For Col. Brian Smith, who works within Special Operations Command, and Sgt. Ricardo Antunez, a financial management technician with the 25th Infantry Division Sustainment Brigade, mentorship took on a unique form during deployment.

Smith and Antunez were recently part of a 12-person multi-service Resource Management team assigned to support the Combined Security Transition Command in Kabul, Afghanistan. Their mission was to provide the full spectrum of financial management for funding, which paid for the manning, training, equipping, and maintaining of Afghan Security Forces.

With a such small shop of financial management personnel needing to accomplish a large-scale mission, Smith said that even the most junior person needed to be professionally developed at an accelerated pace.

“Our junior NCOs and officers were required to fill roles that normally are executed by much more senior ranks—and all within a highly stressful and dangerous environment,” said Smith. “The junior Soldiers had to quickly get 'comfortable' with engaging with colonels and generals. It provided them with tremendous opportunities to punch above their weight.”

Describing his leadership style as approachable and collaborative, yet challenging, Smith was tasked with developing his team to operate well above beyond expectations, including new personnel who were inexperienced in the Finance and Comptroller field.

“When I received a brand new first lieutenant and sergeant who knew very little about managing money or accounting, I sat both of them down week one and said that they had the opportunity to change the Finance and Comptroller world,” recalled Smith. “They thought I was crazy, but I threw them in the proverbial deep end, and way outside of their comfort zones.”

That brand new sergeant was Ricardo Antunez.

Uncertain the path he wanted to take after graduating high school, Antunez joined the Army because he wanted to invest in himself.
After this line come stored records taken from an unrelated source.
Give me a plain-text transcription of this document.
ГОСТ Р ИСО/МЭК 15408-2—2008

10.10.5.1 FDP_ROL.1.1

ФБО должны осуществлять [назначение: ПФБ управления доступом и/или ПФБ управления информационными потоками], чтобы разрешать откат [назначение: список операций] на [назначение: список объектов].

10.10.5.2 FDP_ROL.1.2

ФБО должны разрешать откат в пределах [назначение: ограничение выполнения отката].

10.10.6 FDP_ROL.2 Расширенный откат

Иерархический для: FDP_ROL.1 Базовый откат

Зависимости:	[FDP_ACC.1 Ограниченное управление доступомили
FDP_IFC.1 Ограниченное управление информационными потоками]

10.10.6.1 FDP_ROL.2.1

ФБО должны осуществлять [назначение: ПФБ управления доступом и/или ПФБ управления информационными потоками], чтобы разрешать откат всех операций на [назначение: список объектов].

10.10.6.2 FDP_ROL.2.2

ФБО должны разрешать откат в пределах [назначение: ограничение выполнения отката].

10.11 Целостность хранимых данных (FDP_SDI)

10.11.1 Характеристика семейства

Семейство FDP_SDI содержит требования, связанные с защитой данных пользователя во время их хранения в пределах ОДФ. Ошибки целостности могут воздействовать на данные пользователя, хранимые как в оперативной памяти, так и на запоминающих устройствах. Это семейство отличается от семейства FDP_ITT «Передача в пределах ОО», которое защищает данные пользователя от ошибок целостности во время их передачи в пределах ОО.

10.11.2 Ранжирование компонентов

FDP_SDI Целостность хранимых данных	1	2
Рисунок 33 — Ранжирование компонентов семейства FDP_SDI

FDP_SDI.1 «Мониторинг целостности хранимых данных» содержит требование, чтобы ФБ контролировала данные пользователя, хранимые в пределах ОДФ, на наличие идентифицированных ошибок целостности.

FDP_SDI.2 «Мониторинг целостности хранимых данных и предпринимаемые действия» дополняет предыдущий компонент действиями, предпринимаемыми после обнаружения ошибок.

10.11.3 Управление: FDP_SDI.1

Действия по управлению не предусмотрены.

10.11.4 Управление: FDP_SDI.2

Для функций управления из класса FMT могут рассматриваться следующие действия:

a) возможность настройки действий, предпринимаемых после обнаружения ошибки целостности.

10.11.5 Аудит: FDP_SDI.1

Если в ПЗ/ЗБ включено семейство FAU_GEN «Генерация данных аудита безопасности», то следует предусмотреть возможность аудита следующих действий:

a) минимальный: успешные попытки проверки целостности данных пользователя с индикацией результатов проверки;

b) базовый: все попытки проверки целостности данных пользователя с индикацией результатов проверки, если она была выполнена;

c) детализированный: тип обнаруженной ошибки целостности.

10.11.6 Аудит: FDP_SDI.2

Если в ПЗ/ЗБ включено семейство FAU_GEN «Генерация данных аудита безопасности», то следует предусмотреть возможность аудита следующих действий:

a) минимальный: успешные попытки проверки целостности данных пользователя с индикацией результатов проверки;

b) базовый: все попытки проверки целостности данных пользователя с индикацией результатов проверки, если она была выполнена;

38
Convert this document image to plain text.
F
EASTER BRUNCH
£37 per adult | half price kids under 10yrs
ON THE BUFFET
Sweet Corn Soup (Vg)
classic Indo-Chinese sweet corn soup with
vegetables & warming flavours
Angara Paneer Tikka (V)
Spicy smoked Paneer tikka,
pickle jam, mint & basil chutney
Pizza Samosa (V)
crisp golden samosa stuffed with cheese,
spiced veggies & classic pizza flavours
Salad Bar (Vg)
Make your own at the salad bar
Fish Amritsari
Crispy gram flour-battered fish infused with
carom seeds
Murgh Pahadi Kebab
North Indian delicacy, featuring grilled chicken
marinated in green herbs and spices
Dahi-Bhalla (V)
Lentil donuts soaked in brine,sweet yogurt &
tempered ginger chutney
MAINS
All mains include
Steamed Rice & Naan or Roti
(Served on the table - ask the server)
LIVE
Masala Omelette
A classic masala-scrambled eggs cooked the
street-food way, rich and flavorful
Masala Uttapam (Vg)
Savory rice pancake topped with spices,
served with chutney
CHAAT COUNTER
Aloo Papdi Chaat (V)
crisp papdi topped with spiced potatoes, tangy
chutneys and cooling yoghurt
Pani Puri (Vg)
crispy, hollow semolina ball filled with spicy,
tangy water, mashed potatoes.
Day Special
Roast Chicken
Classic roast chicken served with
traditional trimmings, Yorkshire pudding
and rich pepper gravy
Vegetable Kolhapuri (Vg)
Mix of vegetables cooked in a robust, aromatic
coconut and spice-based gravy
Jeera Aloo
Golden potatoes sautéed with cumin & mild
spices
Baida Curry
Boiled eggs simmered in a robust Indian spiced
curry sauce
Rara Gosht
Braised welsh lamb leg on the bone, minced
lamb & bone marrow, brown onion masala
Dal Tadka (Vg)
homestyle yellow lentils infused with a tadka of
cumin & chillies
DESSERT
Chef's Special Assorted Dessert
“Originally, I expected it to be like working as a bank teller for Soldiers,” joked Antunez, recounting his initial impressions of what he imagined his job would be in the Army. “Needless to say, that was not the job. Being a Soldier is the first job I have, and being a financial technician comes in as a close second. I have learned to appreciate this balance and embrace it.”

Antunez said the biggest lesson he learned from his deployment was learning to trust his gut--and that leaning on a strong mentor meant having the top cover needed to develop himself as a Soldier and as a financial technician.

“Col. Smith encouraged me through empowerment, and enabled me to work as I saw fit, diving into resource management at full speed,” said Antunez. “He trusted my judgement, and his trust enabled me to get out of my comfort zone because I knew he was on my side.”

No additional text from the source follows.